Improve the human rights and healthcare of takatāpui and rainbow people
The Green Party says it will do this by amending New Zealand’s Human Rights Act to explicitly say all forms of sexual orientation, gender identity and variations in sex characteristics are prohibited grounds of discrimination.
Currently the prohibited grounds of discrimination under the Human Rights Act only includes sex, not gender, and only mention “heterosexual, homosexual, lesbian, or bisexual orientation” as sexual orientations that cannot be discriminated against.
It would work with rainbow communities to develop culturally appropriate healthcare services and promote clear pathways for “timely, free and non-discriminatory access” to all forms of gender-affirming healthcare.
It would specifically support the intersex community to implement a human-rights and mātauranga Māori framework for intersex healthcare and ensure all healthcare professionals are trained in intersex healthcare.
Deliver rainbow diversity education
The Green Party is promising to partner with rainbow organisations to deliver rainbow diversity education and teacher training. This includes adding rainbow histories and rights, including pre-colonial understandings of sexuality and gender, in the curriculum.
You can read more about The Green Party’s rainbow policies here.
As of the time of publication (Monday October 9), ACT has not published a specific rainbow policy to their website.
However it does have a policy to abolish the Human Rights Commission and protect freedom of speech by opposing hate speech laws.
You can read ACT’s other policies here.
New Zealand First
New Zealand First wants to ensure “no men are in women's spaces or sports”
New Zealand First says it would pass a law banning anyone from accessing a public bathroom or changing room “designed for the opposite sex use”.

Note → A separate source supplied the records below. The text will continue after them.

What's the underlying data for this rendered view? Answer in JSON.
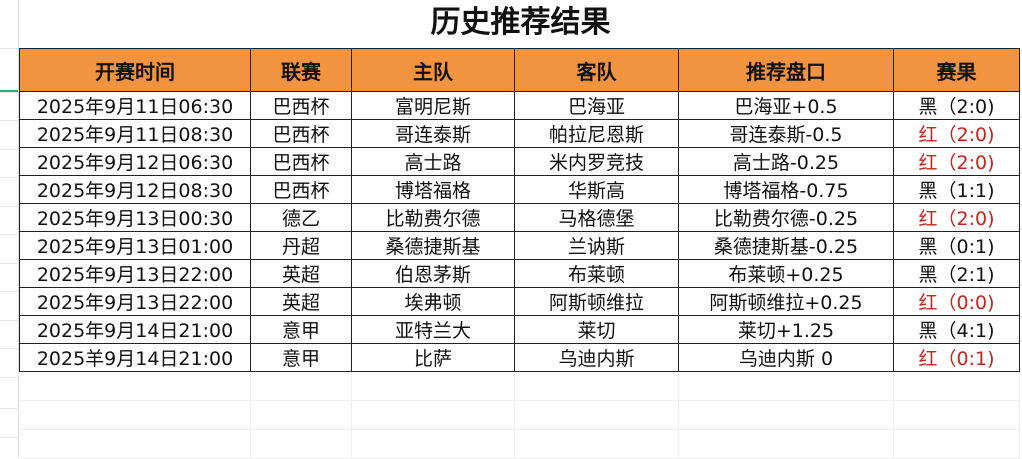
{
  "title": "历史推荐结果",
  "headers": [
    "开赛时间",
    "联赛",
    "主队",
    "客队",
    "推荐盘口",
    "赛果"
  ],
  "rows": [
    {
      "time": "2025年9月11日06:30",
      "league": "巴西杯",
      "home": "富明尼斯",
      "away": "巴海亚",
      "pick": "巴海亚+0.5",
      "result": "黑（2:0)",
      "status": "black"
    },
    {
      "time": "2025年9月11日08:30",
      "league": "巴西杯",
      "home": "哥连泰斯",
      "away": "帕拉尼恩斯",
      "pick": "哥连泰斯-0.5",
      "result": "红（2:0)",
      "status": "red"
    },
    {
      "time": "2025年9月12日06:30",
      "league": "巴西杯",
      "home": "高士路",
      "away": "米内罗竞技",
      "pick": "高士路-0.25",
      "result": "红（2:0)",
      "status": "red"
    },
    {
      "time": "2025年9月12日08:30",
      "league": "巴西杯",
      "home": "博塔福格",
      "away": "华斯高",
      "pick": "博塔福格-0.75",
      "result": "黑（1:1)",
      "status": "black"
    },
    {
      "time": "2025年9月13日00:30",
      "league": "德乙",
      "home": "比勒费尔德",
      "away": "马格德堡",
      "pick": "比勒费尔德-0.25",
      "result": "红（2:0)",
      "status": "red"
    },
    {
      "time": "2025年9月13日01:00",
      "league": "丹超",
      "home": "桑德捷斯基",
      "away": "兰讷斯",
      "pick": "桑德捷斯基-0.25",
      "result": "黑（0:1)",
      "status": "black"
    },
    {
      "time": "2025年9月13日22:00",
      "league": "英超",
      "home": "伯恩茅斯",
      "away": "布莱顿",
      "pick": "布莱顿+0.25",
      "result": "黑（2:1)",
      "status": "black"
    },
    {
      "time": "2025年9月13日22:00",
      "league": "英超",
      "home": "埃弗顿",
      "away": "阿斯顿维拉",
      "pick": "阿斯顿维拉+0.25",
      "result": "红（0:0)",
      "status": "red"
    },
    {
      "time": "2025年9月14日21:00",
      "league": "意甲",
      "home": "亚特兰大",
      "away": "莱切",
      "pick": "莱切+1.25",
      "result": "黑（4:1)",
      "status": "black"
    },
    {
      "time": "2025羊9月14日21:00",
      "league": "意甲",
      "home": "比萨",
      "away": "乌迪内斯",
      "pick": "乌迪内斯 0",
      "result": "红（0:1)",
      "status": "red"
    }
  ],
  "colors": {
    "header_bg": "#f2943f",
    "red": "#c8221c",
    "black": "#111111"
  }
}
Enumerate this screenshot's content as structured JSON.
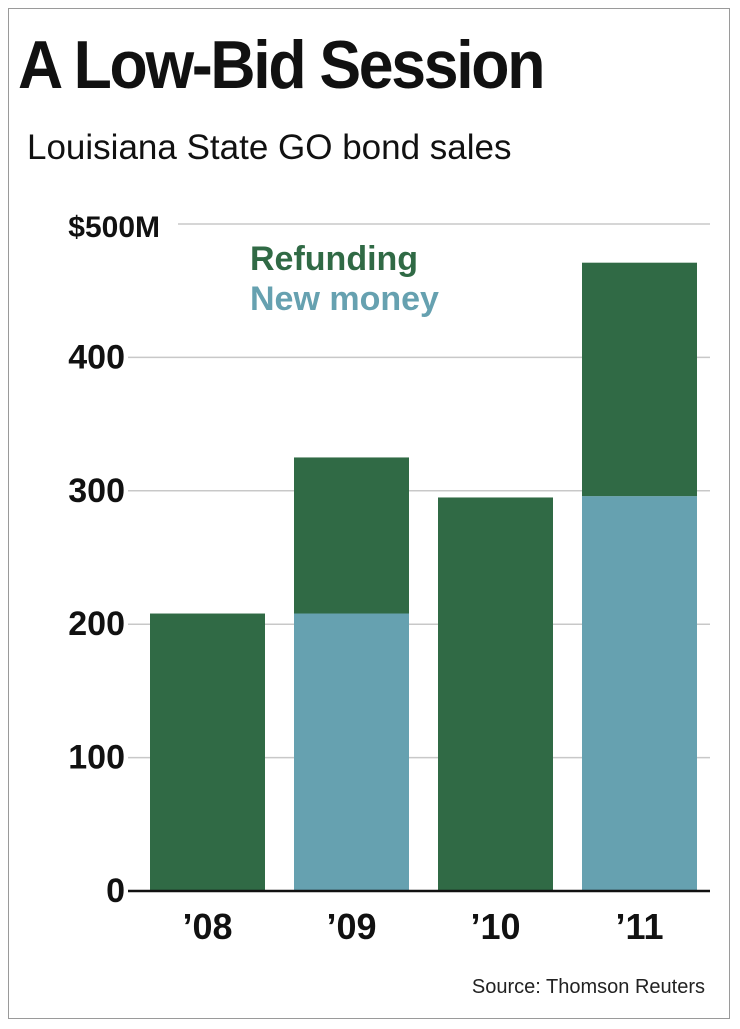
{
  "title": "A Low-Bid Session",
  "subtitle": "Louisiana State GO bond sales",
  "source": "Source: Thomson Reuters",
  "chart_data": {
    "type": "bar",
    "stacked": true,
    "categories": [
      "’08",
      "’09",
      "’10",
      "’11"
    ],
    "series": [
      {
        "name": "New money",
        "color": "#66a1b0",
        "values": [
          0,
          208,
          0,
          296
        ]
      },
      {
        "name": "Refunding",
        "color": "#306a45",
        "values": [
          208,
          117,
          295,
          175
        ]
      }
    ],
    "ylim": [
      0,
      500
    ],
    "yticks": [
      0,
      100,
      200,
      300,
      400,
      500
    ],
    "ytick_labels": [
      "0",
      "100",
      "200",
      "300",
      "400",
      "$500M"
    ],
    "legend": [
      {
        "label": "Refunding",
        "color": "#306a45"
      },
      {
        "label": "New money",
        "color": "#66a1b0"
      }
    ],
    "legend_position": "top-left",
    "grid": true
  }
}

It also wants to amend the Building Act so that all new public sector organisations provide separate, clearly demarcated, unisex and single-sex bathrooms.
New Zealand First says this would apply to sports, education and commercial facilities if they have publicly-used bathrooms or changing rooms.
It also wants a new law to remove public funding from sporting bodies that allow “non-biological women to be selected unequally against biological women”.
New Zealand First is also promising to remove gender ideology from school curriculum and protect freedom of speech by opposing hate speech laws.
You can find New Zealand First’s policies here.
Te Pāti Māori
As of the time of publication (Monday October 9), Te Pāti Māori has not published a specific rainbow policy to their website.
You can find the other policies for Te Pāti Māori here.
Notes on our methodology
How we chose the parties: We’ve included parties who currently have MPs in Parliament, (aka Labour, National, Greens, ACT and Te Pāti Māori) or parties which are likely to win one electorate seat or meet the 5% threshold to get into Parliament (aka NZ First), according to what recent polls are showing. Political parties need to get at least 5% of the party vote or win at least one electorate seat to get into Parliament.
These are condensed summaries: To make it as easy as possible for young voters to get key, relevant information. Parties may have more policies or there may be more information or more policy detail beyond what we have been able to fit in here.
These summaries were accurate as of the time of publication: But parties can release policies right up until the day before election day, so some parties may announce policies after we have published.
How will these policies be paid for? Where possible we’ve tried to include information about what the parties say these policies will cost and how they will be paid for, but not every announcement has that information.
Difference between election promises and government policy announcements:
Some of the things Labour has announced over the last few months are government policy announcements (where work can start on them as soon as they are announced), and some are election promises (where they only happen if that party gets elected). It all gets a bit confusing because both of these things can be referred to as policies, so where possible we’ve tried to indicate which is which.